Рене подошел к самому краю сцены, сунул руки в карманы брюк и внимательно осмотрел присутствующих. Вид у него был спокойный донельзя; со стороны казалось, словно нежелание людей в зале его слушать нисколечко мужчину не заботило.

Я же не настолько хорошо знала своего брата, чтобы четко сказать, что он на самом деле думал о происходящем. Как и все остальные, видела только безмятежную улыбку на губах и чувствовала исходящую от него уверенность.

Рене медленно достал песочные часы, символ его власти. Я, словно предугадывая, что сейчас произойдет, невольно вцепилась в руку стоявшего рядом Себастьяна и задержала дыхание — ждала действий от брата. Муж крепко сжал мои пальцы и ободряюще улыбнулся, но я чувствовала, что он тоже был напряжен.

— Интересная штука время, — мягко промолвил Рене. Его почти никто не слушал, за исключением процентов десяти присутствующих, не больше. — Что оно такое? Числа. Пустые секунды, которые пролетают мимо. Опоздание всего на минуту — да что может случиться за минуту? Или, предположим, кто-то начинает свою речь на три минуты позже! Это ведь ерунда. Время бежит мимо нас, и мы часто применяем по отношению к нему слово «всего». Забавно.

Кто-то подался вперед, щурясь и пытаясь расслышать спокойное звучание голоса Рене сквозь общий шум. Где-то сзади донеслось громкое «да тише вы», но, разумеется, далеко не каждый прислушался к этому требованию.

— Не стоит, — махнул рукой Рене, останавливая желающих постоять за него. — Я никуда не спешу. Я могу остановить время. Но что такое секунда, спрошу я вас? Секунда… Время, которого достаточно, чтобы, например, упала люстра.

Я невольно подняла на нее взгляд.

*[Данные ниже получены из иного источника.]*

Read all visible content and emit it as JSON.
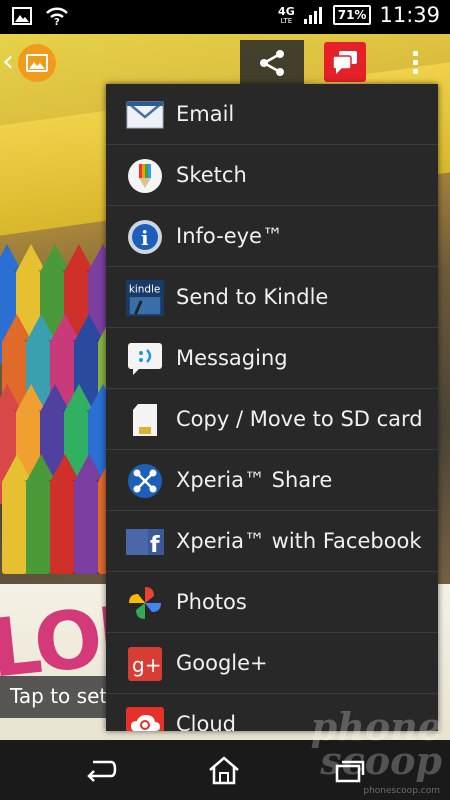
{
  "status_bar": {
    "network": "4G",
    "network_sub": "LTE",
    "battery": "71%",
    "time": "11:39"
  },
  "photo_overlay": {
    "tap_text": "Tap to set"
  },
  "share_menu": {
    "items": [
      {
        "label": "Email",
        "icon": "email-icon"
      },
      {
        "label": "Sketch",
        "icon": "sketch-icon"
      },
      {
        "label": "Info-eye™",
        "icon": "info-eye-icon"
      },
      {
        "label": "Send to Kindle",
        "icon": "kindle-icon"
      },
      {
        "label": "Messaging",
        "icon": "messaging-icon"
      },
      {
        "label": "Copy / Move to SD card",
        "icon": "sd-card-icon"
      },
      {
        "label": "Xperia™ Share",
        "icon": "xperia-share-icon"
      },
      {
        "label": "Xperia™ with Facebook",
        "icon": "facebook-icon"
      },
      {
        "label": "Photos",
        "icon": "photos-icon"
      },
      {
        "label": "Google+",
        "icon": "google-plus-icon"
      },
      {
        "label": "Cloud",
        "icon": "cloud-icon"
      }
    ]
  },
  "watermark": {
    "line1": "phone",
    "line2": "scoop",
    "url": "phonescoop.com"
  },
  "colors": {
    "menu_bg": "#282828",
    "accent_red": "#e42029",
    "album_orange": "#f29a1a"
  }
}
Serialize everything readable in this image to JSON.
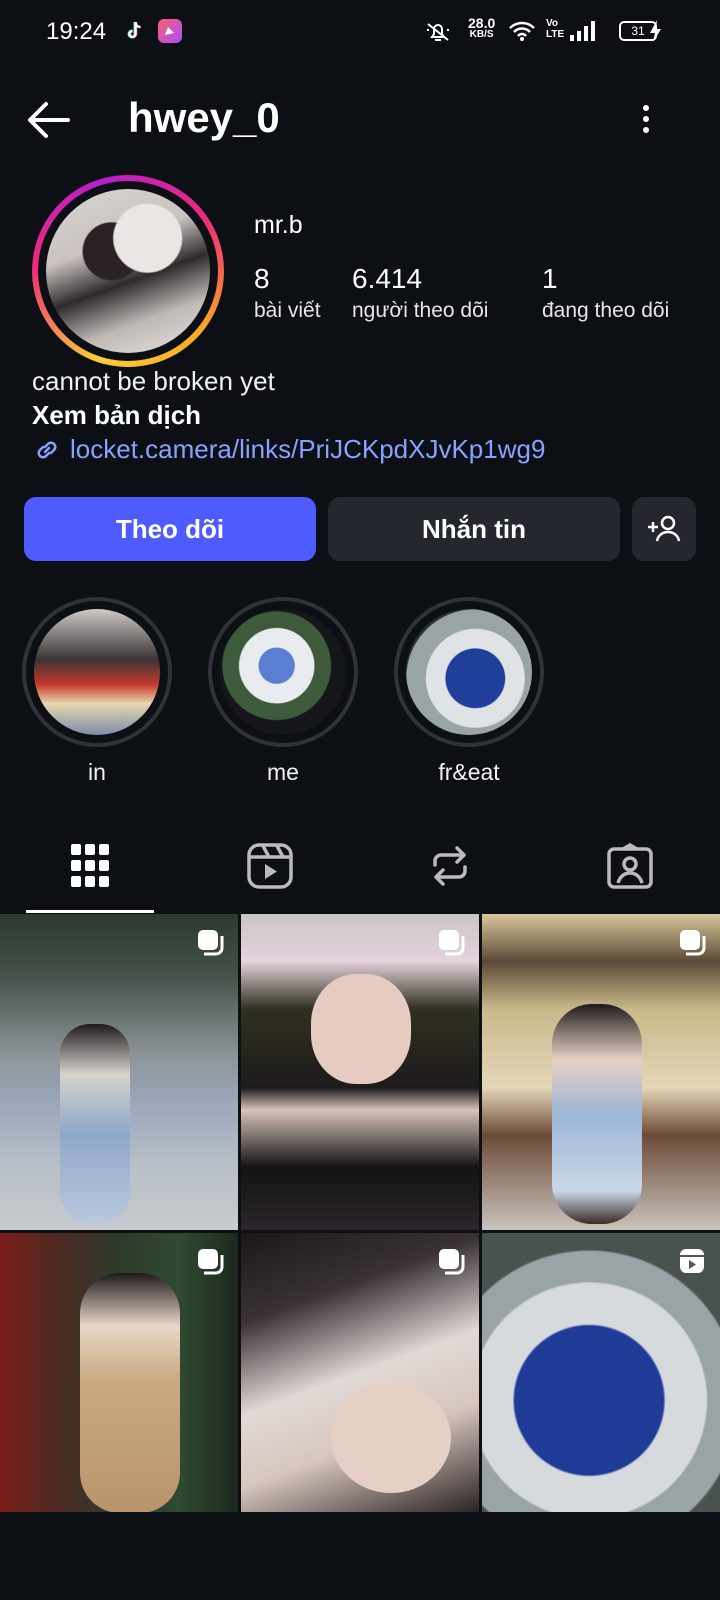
{
  "status_bar": {
    "time": "19:24",
    "net_speed": "28.0",
    "net_unit": "KB/S",
    "volte": "Vo LTE",
    "battery": "31"
  },
  "header": {
    "username": "hwey_0"
  },
  "profile": {
    "full_name": "mr.b",
    "stats": [
      {
        "value": "8",
        "label": "bài viết"
      },
      {
        "value": "6.414",
        "label": "người theo dõi"
      },
      {
        "value": "1",
        "label": "đang theo dõi"
      }
    ],
    "bio": "cannot be broken yet",
    "translate_label": "Xem bản dịch",
    "link": "locket.camera/links/PriJCKpdXJvKp1wg9"
  },
  "actions": {
    "follow_label": "Theo dõi",
    "message_label": "Nhắn tin"
  },
  "highlights": [
    {
      "name": "in"
    },
    {
      "name": "me"
    },
    {
      "name": "fr&eat"
    }
  ],
  "tabs": [
    "grid-icon",
    "reels-icon",
    "reposts-icon",
    "tagged-icon"
  ],
  "colors": {
    "background": "#0c0f14",
    "follow_button": "#4e5bff",
    "secondary_button": "#24272d",
    "link": "#8aa2ff"
  }
}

Огромная, способная прибить кого-то, люстра вроде бы надежно висела под потолком.

— Да, — продолжал Рене, — она висела тут лет тридцать, наверное, и за столь длительное время с ней ровным счетом ничего не произошло… А потом проходит мгновение, и она уже летит вниз.

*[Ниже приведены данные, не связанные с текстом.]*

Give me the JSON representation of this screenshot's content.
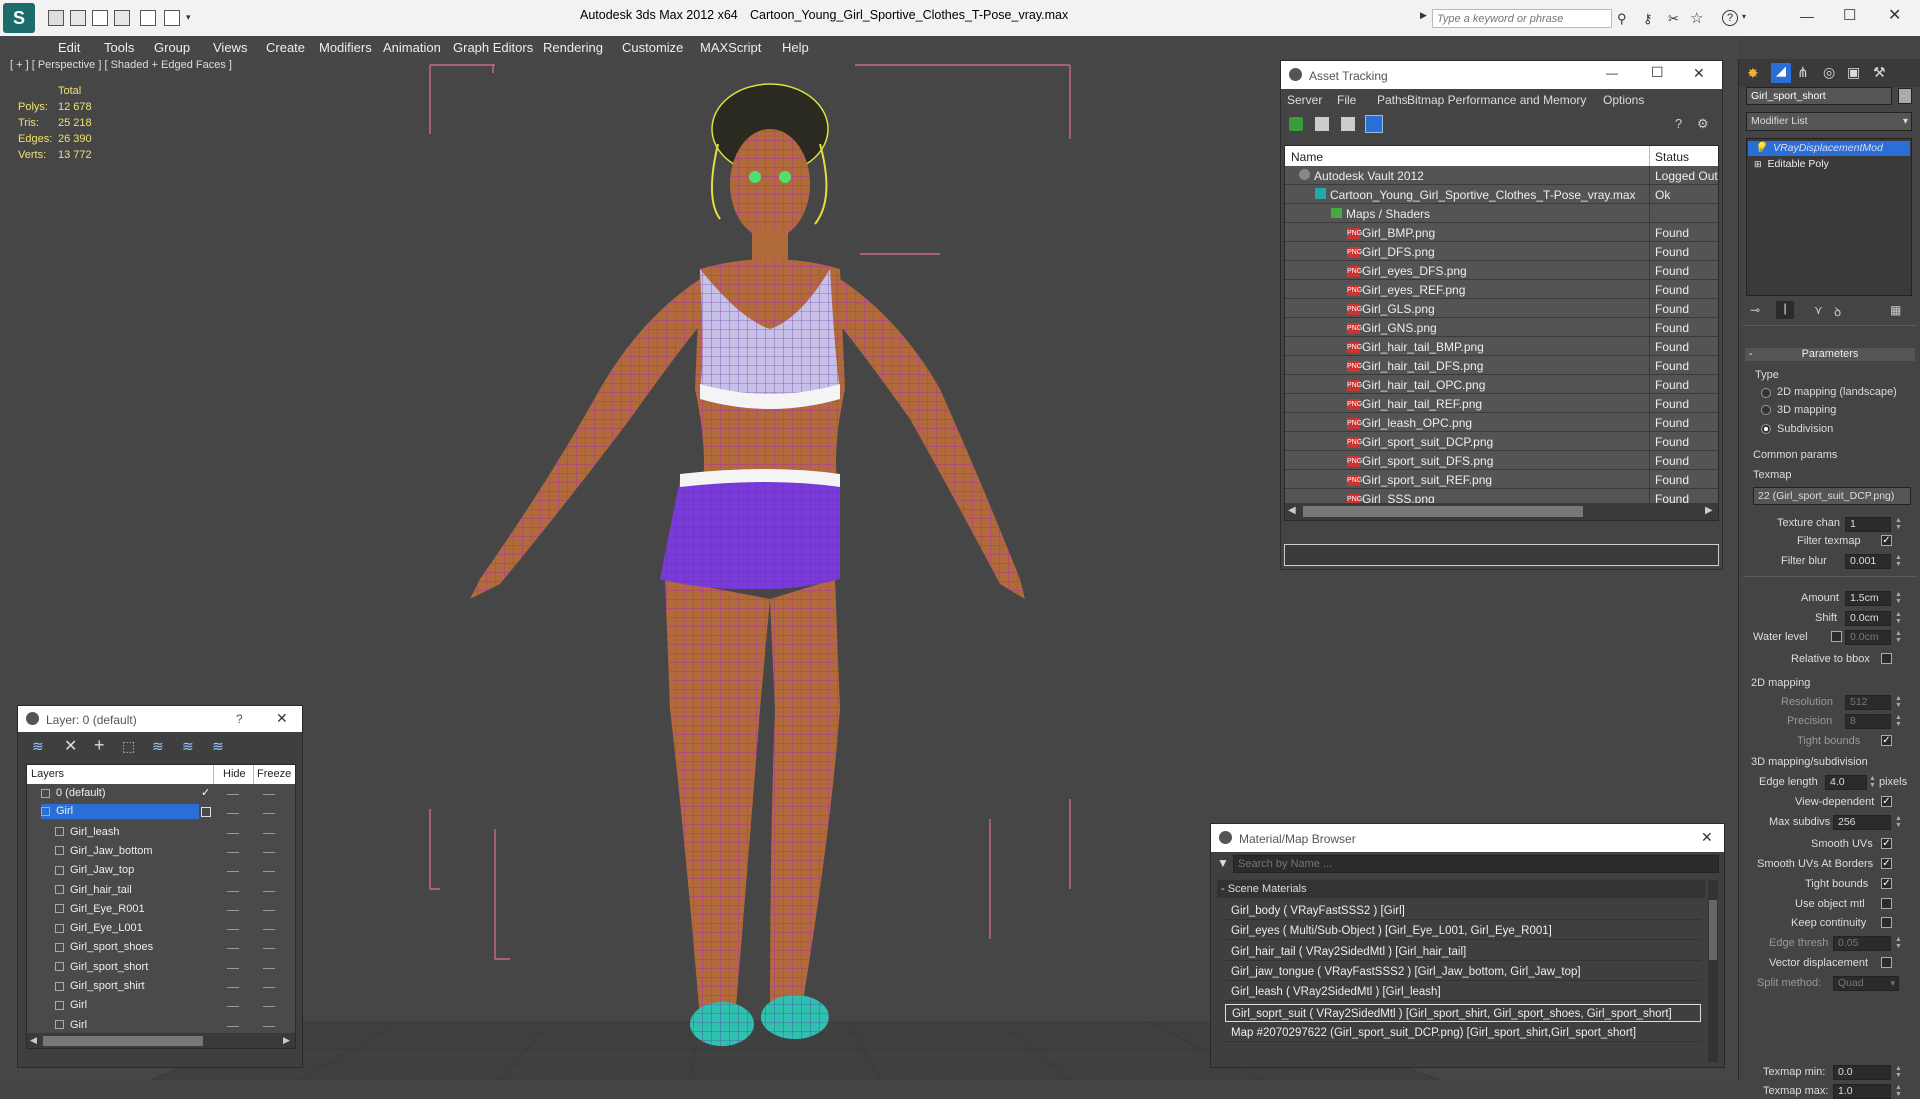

В отличие от тихого голоса Рене, жуткий треск, с которым вышеупомянутая люстра оторвалась от потолка, расслышали все. Раздался крик, и я поняла, что тоже с трудом сдержалась, чтобы не завизжать от ужаса.

Рене только лениво качнул песочными часами на цепочке, и люстра замерла в воздухе. Время для нее остановилось; она висела в сантиметре у головы какой-то богини, имя которой я не знала, но сталкивалась с нею периодически в коридоре. Если б упала, зацепила бы, наверное, и Милену, главу Архива.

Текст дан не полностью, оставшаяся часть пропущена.